One of the company members said, "Initially, I was OK with her asking about why we identify as non-binary. It's OK to be a bit curious. But her repeated questioning stepped into micro-aggression territory [and] she asked people to confirm their genitalia."

These descriptions of the language she used are strongly contested by Kay. "I said, and it is correct to say, that women are losing rights to males who identify as women. These include rights to single sex spaces. This is not an analogy, it is a statement of fact, and I do not apologize for it."  

"This was a dinner in my own home, at which I was attacked by six individuals. The hostility was directed at me, and has lasted for nearly four months. I make no apology for standing up against this treatment, using the 'power' that I have earned through a 20-year career.  Other women who do not have this power, cannot stand up like I have done. This is not aimed at the dancers, but at the toxic nature of a culture that will see women lose their livelihoods for believing that sex is real.  I'm still in shock that hospitality could end with such an accusation."

After the dinner, a complaint was made to the dance company's board by some of the dancers. Kay wrote an apology to the dancers, saying in part: "I am devastated by how the night went and how much it has affected you. It was never my intention to upset you, but I see now that I did so profoundly. I am truly sorry for this."

Some of the dancers didn't feel the apology was "made with true ownership of the fact that she made trans-phobic comments. By refusing to use dancers' correct pronouns and rejecting their trans non-binary identities, Rosie is denying that a trans non-binary person can exist," they state in the letter. "This is trans phobia."

When asked by the BBC if she was trans-phobic, Rosie Kay said: "Absolutely not. I believe in sex-based protections and women's sex-based rights.  I'm not trans-phobic. I believe adults can behave and live any way they want, but I believe in the protection of women's rights.  The presence of males who may falsely say they are trans women in female toilets can cause trauma to women who have suffered sexual assault, as a significant number of women have."

"It's been absolutely terrible for my mental health," Kay went on to say. "I don't blame the dancers. Everyone is entitled to their views. But I do feel I have been put through an unfair process and those in control of the Rosie Kay Dance Company have shut down a leading female choreographer.  They decided to cancel my upcoming show, Orlando, without any discussion. But be assured, the people who have conspired to make my life so miserable over the last four months have not cancelled me. I will be back."
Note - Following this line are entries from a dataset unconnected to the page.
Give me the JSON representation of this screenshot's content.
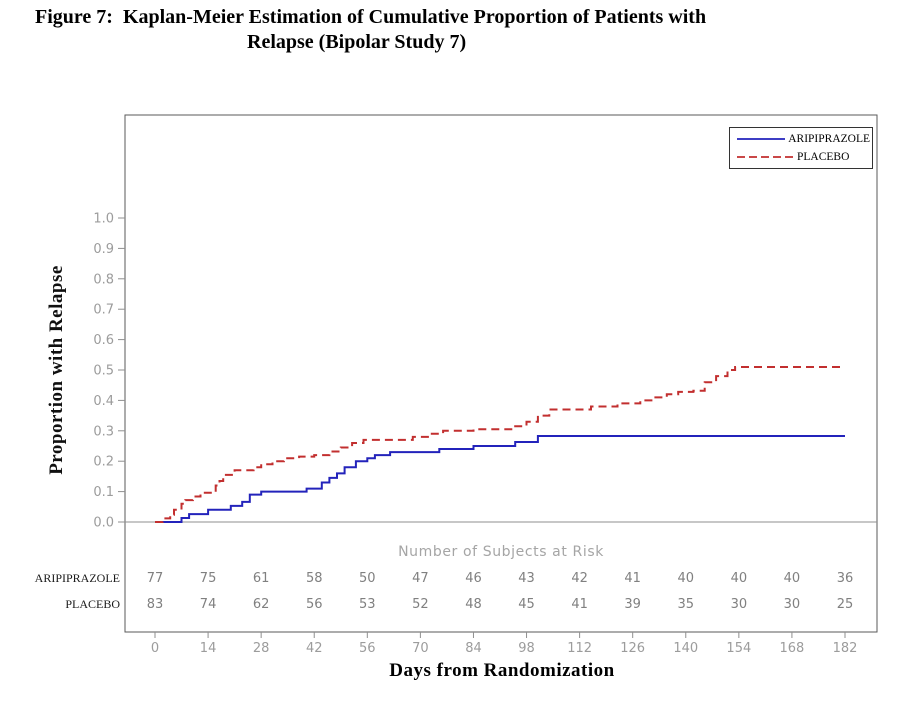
{
  "title": {
    "line1": "Figure 7:  Kaplan-Meier Estimation of Cumulative Proportion of Patients with",
    "line2": "Relapse (Bipolar Study 7)"
  },
  "chart_data": {
    "type": "line",
    "subtype": "kaplan-meier-step",
    "xlabel": "Days from Randomization",
    "ylabel": "Proportion with Relapse",
    "xlim": [
      0,
      182
    ],
    "ylim": [
      0.0,
      1.0
    ],
    "xticks": [
      0,
      14,
      28,
      42,
      56,
      70,
      84,
      98,
      112,
      126,
      140,
      154,
      168,
      182
    ],
    "yticks": [
      0.0,
      0.1,
      0.2,
      0.3,
      0.4,
      0.5,
      0.6,
      0.7,
      0.8,
      0.9,
      1.0
    ],
    "grid": false,
    "legend": {
      "position": "top-right",
      "entries": [
        "ARIPIPRAZOLE",
        "PLACEBO"
      ]
    },
    "series": [
      {
        "name": "ARIPIPRAZOLE",
        "color": "#2323bb",
        "line_style": "solid",
        "points": [
          [
            0,
            0
          ],
          [
            7,
            0.013
          ],
          [
            9,
            0.026
          ],
          [
            14,
            0.04
          ],
          [
            20,
            0.053
          ],
          [
            23,
            0.066
          ],
          [
            25,
            0.09
          ],
          [
            28,
            0.1
          ],
          [
            40,
            0.11
          ],
          [
            44,
            0.13
          ],
          [
            46,
            0.145
          ],
          [
            48,
            0.16
          ],
          [
            50,
            0.18
          ],
          [
            53,
            0.2
          ],
          [
            56,
            0.21
          ],
          [
            58,
            0.22
          ],
          [
            62,
            0.23
          ],
          [
            75,
            0.24
          ],
          [
            84,
            0.25
          ],
          [
            95,
            0.263
          ],
          [
            101,
            0.283
          ],
          [
            182,
            0.283
          ]
        ]
      },
      {
        "name": "PLACEBO",
        "color": "#c22f2f",
        "line_style": "dashed",
        "points": [
          [
            0,
            0
          ],
          [
            2,
            0.012
          ],
          [
            4,
            0.024
          ],
          [
            5,
            0.04
          ],
          [
            7,
            0.06
          ],
          [
            8,
            0.072
          ],
          [
            10,
            0.084
          ],
          [
            12,
            0.096
          ],
          [
            16,
            0.12
          ],
          [
            17,
            0.135
          ],
          [
            18,
            0.155
          ],
          [
            21,
            0.17
          ],
          [
            26,
            0.18
          ],
          [
            28,
            0.19
          ],
          [
            31,
            0.2
          ],
          [
            34,
            0.21
          ],
          [
            38,
            0.215
          ],
          [
            42,
            0.22
          ],
          [
            46,
            0.232
          ],
          [
            49,
            0.245
          ],
          [
            52,
            0.26
          ],
          [
            55,
            0.27
          ],
          [
            68,
            0.28
          ],
          [
            73,
            0.29
          ],
          [
            76,
            0.3
          ],
          [
            84,
            0.305
          ],
          [
            95,
            0.315
          ],
          [
            98,
            0.33
          ],
          [
            101,
            0.35
          ],
          [
            104,
            0.37
          ],
          [
            115,
            0.38
          ],
          [
            122,
            0.39
          ],
          [
            128,
            0.4
          ],
          [
            132,
            0.41
          ],
          [
            135,
            0.42
          ],
          [
            138,
            0.428
          ],
          [
            142,
            0.432
          ],
          [
            145,
            0.46
          ],
          [
            148,
            0.48
          ],
          [
            151,
            0.5
          ],
          [
            153,
            0.51
          ],
          [
            182,
            0.51
          ]
        ]
      }
    ],
    "at_risk": {
      "header": "Number of Subjects at Risk",
      "days": [
        0,
        14,
        28,
        42,
        56,
        70,
        84,
        98,
        112,
        126,
        140,
        154,
        168,
        182
      ],
      "rows": [
        {
          "label": "ARIPIPRAZOLE",
          "values": [
            77,
            75,
            61,
            58,
            50,
            47,
            46,
            43,
            42,
            41,
            40,
            40,
            40,
            36
          ]
        },
        {
          "label": "PLACEBO",
          "values": [
            83,
            74,
            62,
            56,
            53,
            52,
            48,
            45,
            41,
            39,
            35,
            30,
            30,
            25
          ]
        }
      ]
    },
    "colors": {
      "aripiprazole": "#2323bb",
      "placebo": "#c22f2f",
      "axis_text": "#9c9c9c",
      "risk_text": "#808080",
      "frame": "#5a5a5a",
      "tick": "#8f8f8f"
    }
  }
}
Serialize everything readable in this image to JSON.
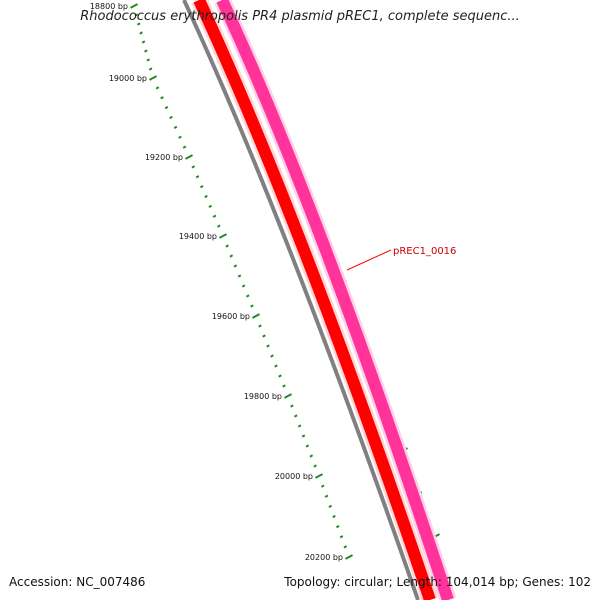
{
  "title": "Rhodococcus erythropolis PR4 plasmid pREC1, complete sequenc...",
  "accession_text": "Accession: NC_007486",
  "summary_text": "Topology: circular; Length: 104,014 bp; Genes: 102",
  "colors": {
    "backbone": "#808080",
    "cds_track": "#ff0000",
    "gene_track": "#ff3399",
    "ticks": "#228b22",
    "label_line": "#ff0000"
  },
  "scale": {
    "ticks": [
      {
        "label": "18800 bp"
      },
      {
        "label": "19000 bp"
      },
      {
        "label": "19200 bp"
      },
      {
        "label": "19400 bp"
      },
      {
        "label": "19600 bp"
      },
      {
        "label": "19800 bp"
      },
      {
        "label": "20000 bp"
      },
      {
        "label": "20200 bp"
      }
    ]
  },
  "features": [
    {
      "name": "pREC1_0016",
      "track": "gene"
    }
  ]
}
Iona McGuire, a non-binary dancer at the center of the row, said: "We weren't striving to cancel Rosie. I was hoping for acknowledgement of her blatant trans phobia and an apology for her constant refusal to use my correct pronouns.  I was not going out of my way to have Rosie Kay removed from the company, I wanted there to be proper acknowledgement of what had happened."

Kay denies having ever refused to use dancers' chosen pronouns and that "what the dancers mean by 'blatant trans phobia' is nothing more than a recognition that sex is biological, immutable and binary".

For some, the story will raise questions about what you can say in your own home or whether employers should be more perceptive about conversations they have with employees. For others, it might be an example of how generations are divided on the issue of trans rights, and even the nature of conversation itself.  Hopefully, the conversation can continue in beneficial way.